Just three years away from its 2020 sustainability goal, USC is taking steps to further its waste diversion program through a partnership with student organizations like Clover, Environmental Student Assembly and the Environmental Core during football tailgates.
The Tailgate Waste Diversion Program, which will continue throughout the football season, has seen a 65 percent increase in waste diversion, since its implementation in 2012.
The Los Angeles Memorial Coliseum adopted the Zero Waste Policy as an annual endeavor for all sporting events in Fall 2015.
According to the USC Sustainability website, approximately 14 percent of waste produced on campus can be recycled. However, the website states that after every game, several thousands of disposable utensils, decorations and plastic cups litter the campus.
Olivia Pearson, the co-executive director of the Environmental Student Assembly, said the tailgate program spreads awareness about sustainability tactics on campus.
“[Student organizations have been helping] volunteers come out … going around and collecting recyclables, trying to divert them from the main waste stream, as well as educating fans and tailgaters about how to properly recycle [and] what is and isn’t recyclable,” Pearson said.
USC Sustainability is also planning to switch waste vendors, from Athens Services, which sorts recyclables at their facilities, to Republic Services. This means that recyclables will be sorted on site at USC.
“We’re going to see more recycling bins coming to campus starting this semester and progressively spreading across the entire campus over the next few subsequent semesters,” Pearson said.

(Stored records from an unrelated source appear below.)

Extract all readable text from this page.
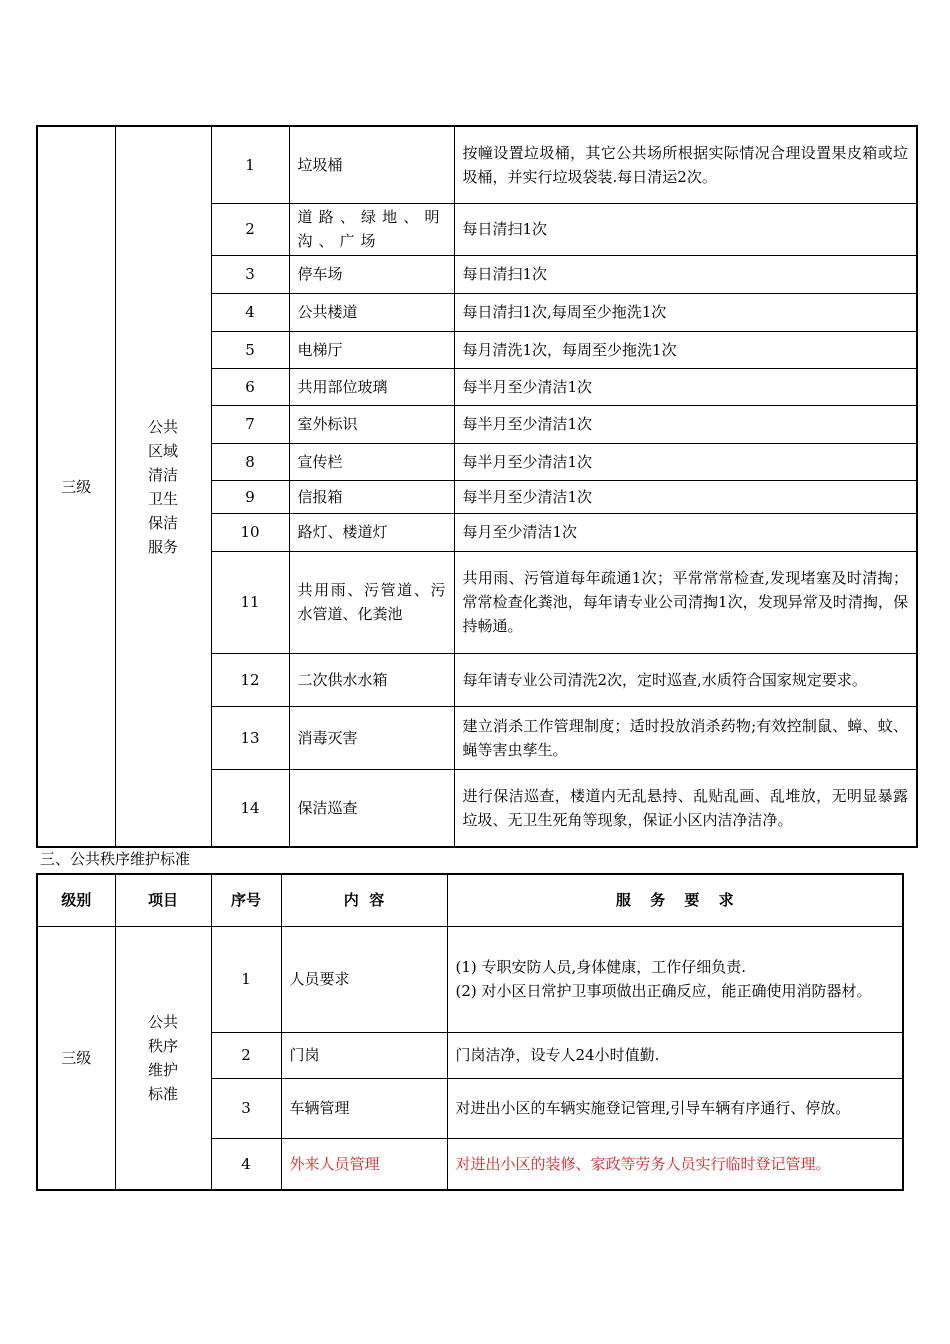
三级	公共区域清洁卫生保洁服务	1	垃圾桶	按幢设置垃圾桶，其它公共场所根据实际情况合理设置果皮箱或垃圾桶，并实行垃圾袋装.每日清运2次。
		2	道路、绿地、明沟、广场	每日清扫1次
		3	停车场	每日清扫1次
		4	公共楼道	每日清扫1次,每周至少拖洗1次
		5	电梯厅	每月清洗1次，每周至少拖洗1次
		6	共用部位玻璃	每半月至少清洁1次
		7	室外标识	每半月至少清洁1次
		8	宣传栏	每半月至少清洁1次
		9	信报箱	每半月至少清洁1次
		10	路灯、楼道灯	每月至少清洁1次
		11	共用雨、污管道、污水管道、化粪池	共用雨、污管道每年疏通1次；平常常常检查,发现堵塞及时清掏；常常检查化粪池，每年请专业公司清掏1次，发现异常及时清掏，保持畅通。
		12	二次供水水箱	每年请专业公司清洗2次，定时巡查,水质符合国家规定要求。
		13	消毒灭害	建立消杀工作管理制度；适时投放消杀药物;有效控制鼠、蟑、蚊、蝇等害虫孳生。
		14	保洁巡查	进行保洁巡查，楼道内无乱悬持、乱贴乱画、乱堆放，无明显暴露垃圾、无卫生死角等现象，保证小区内洁净洁净。
三、公共秩序维护标准
级别	项目	序号	内  容	服 务 要 求
三级	公共秩序维护标准	1	人员要求	(1) 专职安防人员,身体健康，工作仔细负责.
(2) 对小区日常护卫事项做出正确反应，能正确使用消防器材。
		2	门岗	门岗洁净，设专人24小时值勤.
		3	车辆管理	对进出小区的车辆实施登记管理,引导车辆有序通行、停放。
		4	外来人员管理	对进出小区的装修、家政等劳务人员实行临时登记管理。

Jessica Sara Cohen, who administers the Waste and Recycling program, works with USC Sustainability to increase student engagement with the tailgate initiative.
“Our Tailgate Waste Diversion program works [through] a partnership between Facilities Management and USC Sustainability,” Cohen said. “A student coordinator with USC Sustainability, who works directly with the student groups to gather volunteers.”
The Zero Waste Tailgate Diversion Program largely depends on students and volunteers to increase its visibility and efficiency.
“With the help of our student volunteers, we set up recycling and compost bins at the different tailgates around campus,” said Jack Wilson, a student worker at USC Sustainability. “Zero waste basically means we qualify for 90 percent of our trash to get either composted or recycled. With the help of our volunteers, we’re basically going around and trying to educate people, give them the option to recycle, get as many bins out there, and increase the visibility of this [movement].”
Though Pearson said it has been a difficult process to recruit volunteers for the program, the organization will continue to aim to reduce the number of recyclable and compostable items in landfills.
“I have seen an increase in support from students volunteering for this program, or people asking me more questions about what they do [in order] to volunteer, which I think is a very positive sign that we are going in the right direction … I think we just need to create more dialogue around it [to increase] awareness for this program,” Pearson said.